El tiempo penetra en los
edificios y los destruye. Cuenta con la ayuda de la desidia, la incultura, los
agentes atmosféricos, los vándalos y los ladrones, las autoridades corruptas, los
especuladores deseosos de rapiñar por donde pasan, la naturaleza que busca
recuperar su sitio y un sinfín de elementos que provocan una eficaz destrucción.
Sin embargo, como si se
arrepintiera de sus malas obras y la pésima elección de aliados para su
venganza sin sentido, se apiada y concede una segunda oportunidad en forma de
rehabilitación para usos diversos y deleite de visitantes. El ciclo de la
creación y la destrucción se entretiene al dar un paseo por estas calles.
Escucho a una familia andaluza
con la que me he cruzado varias veces que la ciudad Vieja hay que devorarla a
golpe de calcetín, pateando, callejeando, dejándose llevar y siguiendo el
instinto que nos aleja de las aglomeraciones, siempre relativas en esta ciudad,
para devolvernos a un mayor componente de relación social. El viajero sabe que
debe relajarse para que el subconsciente tome el mando, calle arriba, calle
abajo, mirada al plano, que no sirve de mucho, admirando lo que no se espera y
aguantando bien el sol porque las calles son estrechas y regalan sombras
consolidadas. Te asomas a una casa, la fotografías, avanzas a la siguiente,
rezas por no perderte, te orientan los carteles, con otros que convencen de lo
contrario. Maravilloso. Controlando no caer deshidratado.

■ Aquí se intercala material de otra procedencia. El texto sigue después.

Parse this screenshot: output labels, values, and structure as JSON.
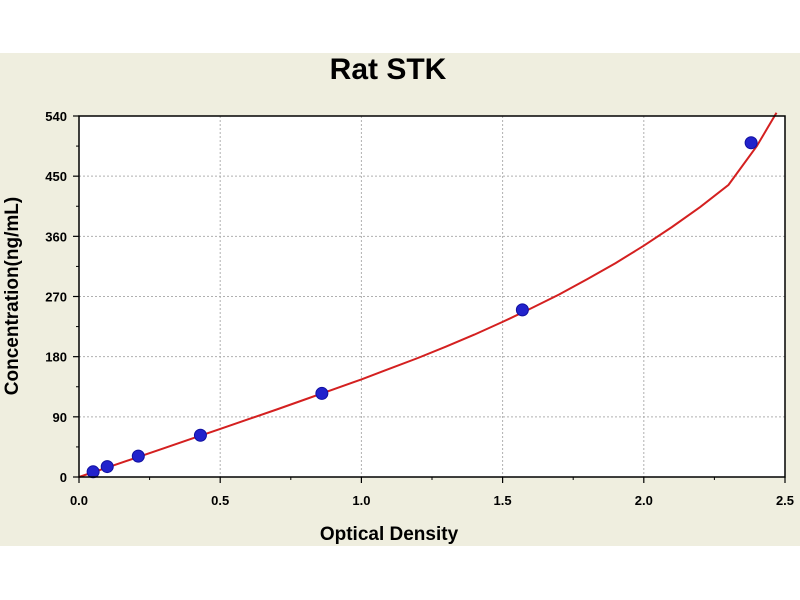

Me asomo a la casa Bakalova y su
coqueto jardín que desprende frescura. Renuncio a su exposición de pintura. También
al museo Etnográfico instalado en la casa renacentista de Argir Kuyumdzhioglu,
de 1847. La fachada es preciosa. Me siento en el jardín y pongo algo de orden
en mis notas. Realmente es una excusa para no marcharme demasiado pronto de
este lugar que me alegra la vista y el espíritu.